Yeah I read that page too. But I'm uncertain how linear observium scales. 10 cores will be doable, but how much RAM will it take then. Guess I will have to use rrdcached to keep the disk IOs on a manageable level. The server guys will probably complain if I suck every available IO ops out of their SAN.

 

 

 /Morten

 

On Tue, Nov 11, 2014 at 4:22 PM, Spencer Gaw <spencerg@frii.net> wrote:

I'm not sure how current this information is but it may answer some of your questions: http://www.observium.org/wiki/Hardware_Scaling

Regards,

SG



On 11/11/2014 5:55 AM, Morten Guldager wrote:

'Aloha!

I'm in the process of evaluating observium for my organisation's needs. We have some instances running already, but my task is to do the evaluation in a more structured way. I have some questions which I will keep in different posts to keep the threads clean.

Performance:

We are looking at a network currently consisting of 4000 devices with close to 100'000 ports. These devices are well known to observium and a subset of them got auto discovered just fine. But how about performance. Will it require vast amounts of computing power?
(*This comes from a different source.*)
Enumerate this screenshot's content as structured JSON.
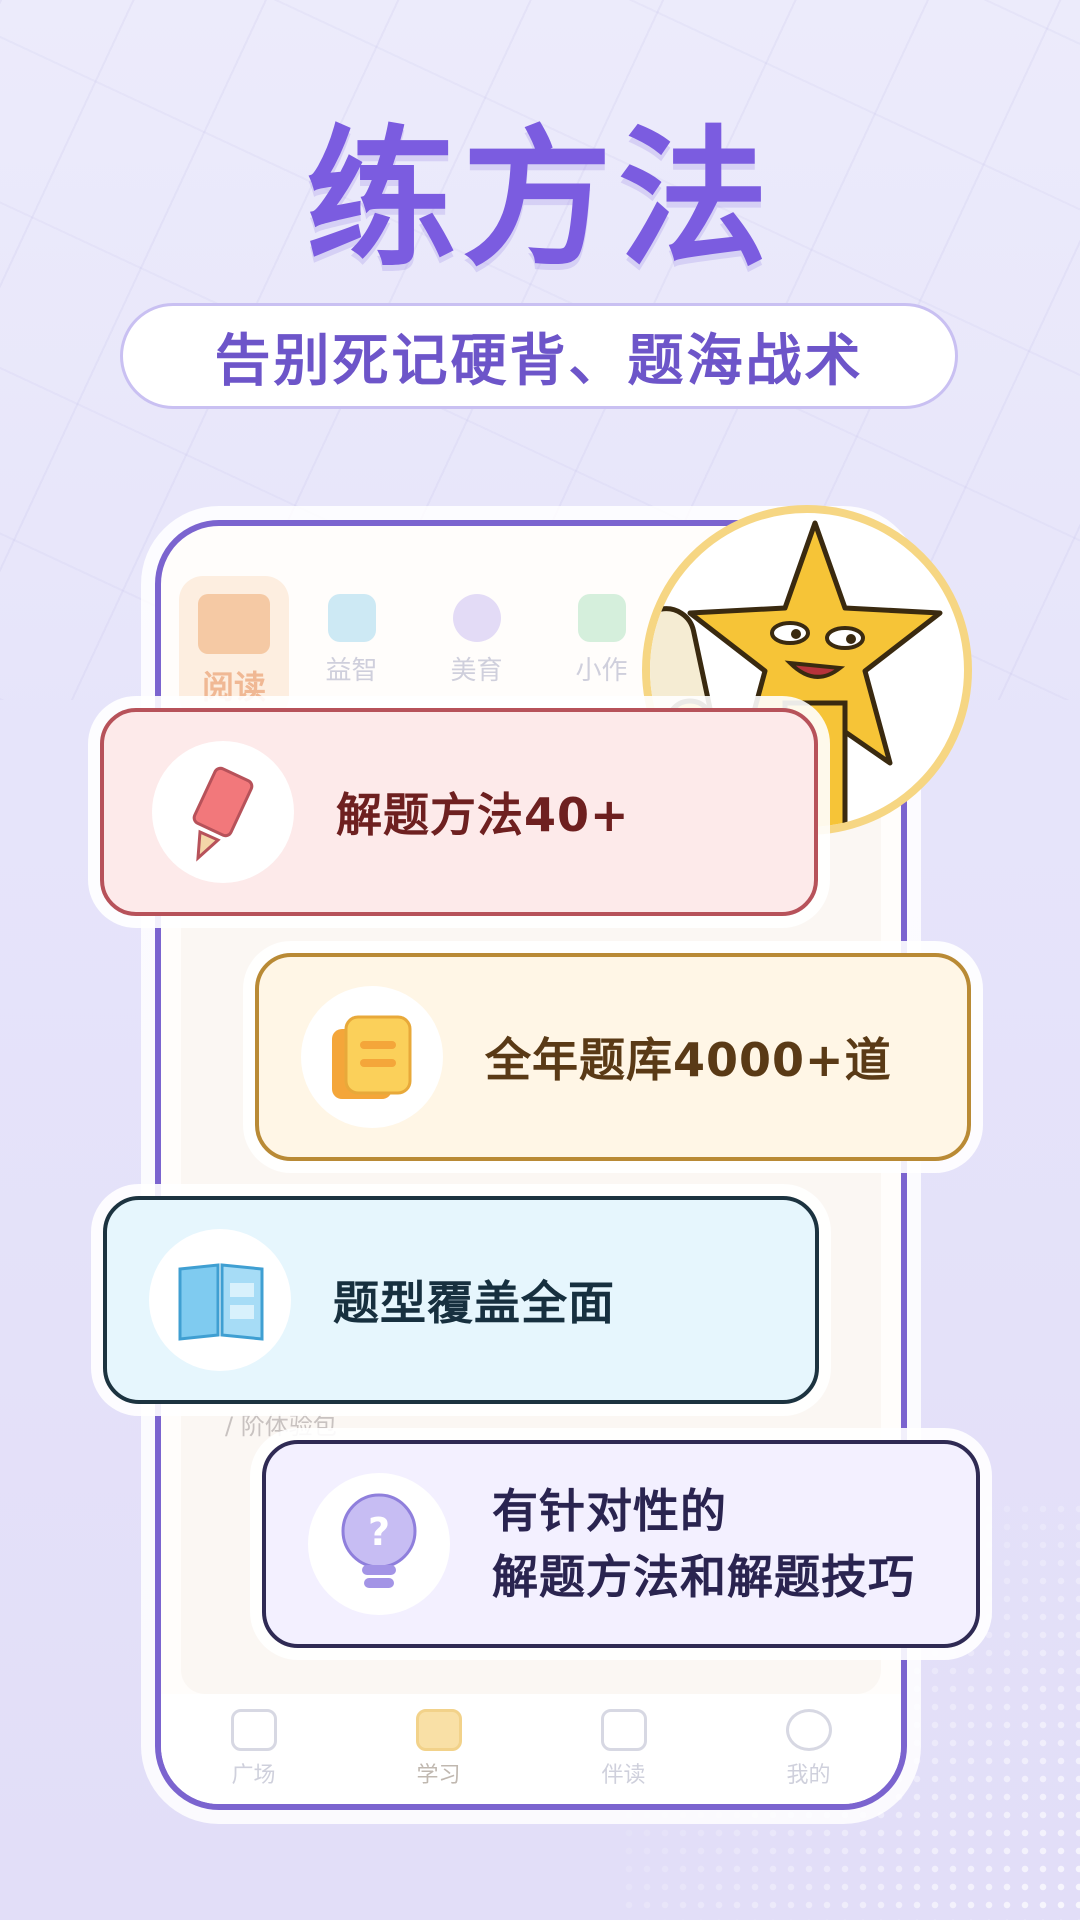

Also, our network grows quite rapidly, might be 50% bigger 12 months ahead.

I found an old thread from July 2013 where Joe Hoh describing a complex multi server setup to scale observium to something approx 2-3 times my current needs. Will I have to go through similar "struggles" to get it working? Or has observium changed much to make it scale different than it did 1.5 year ago?

Pointers to information regarding scaling observium are most welcome.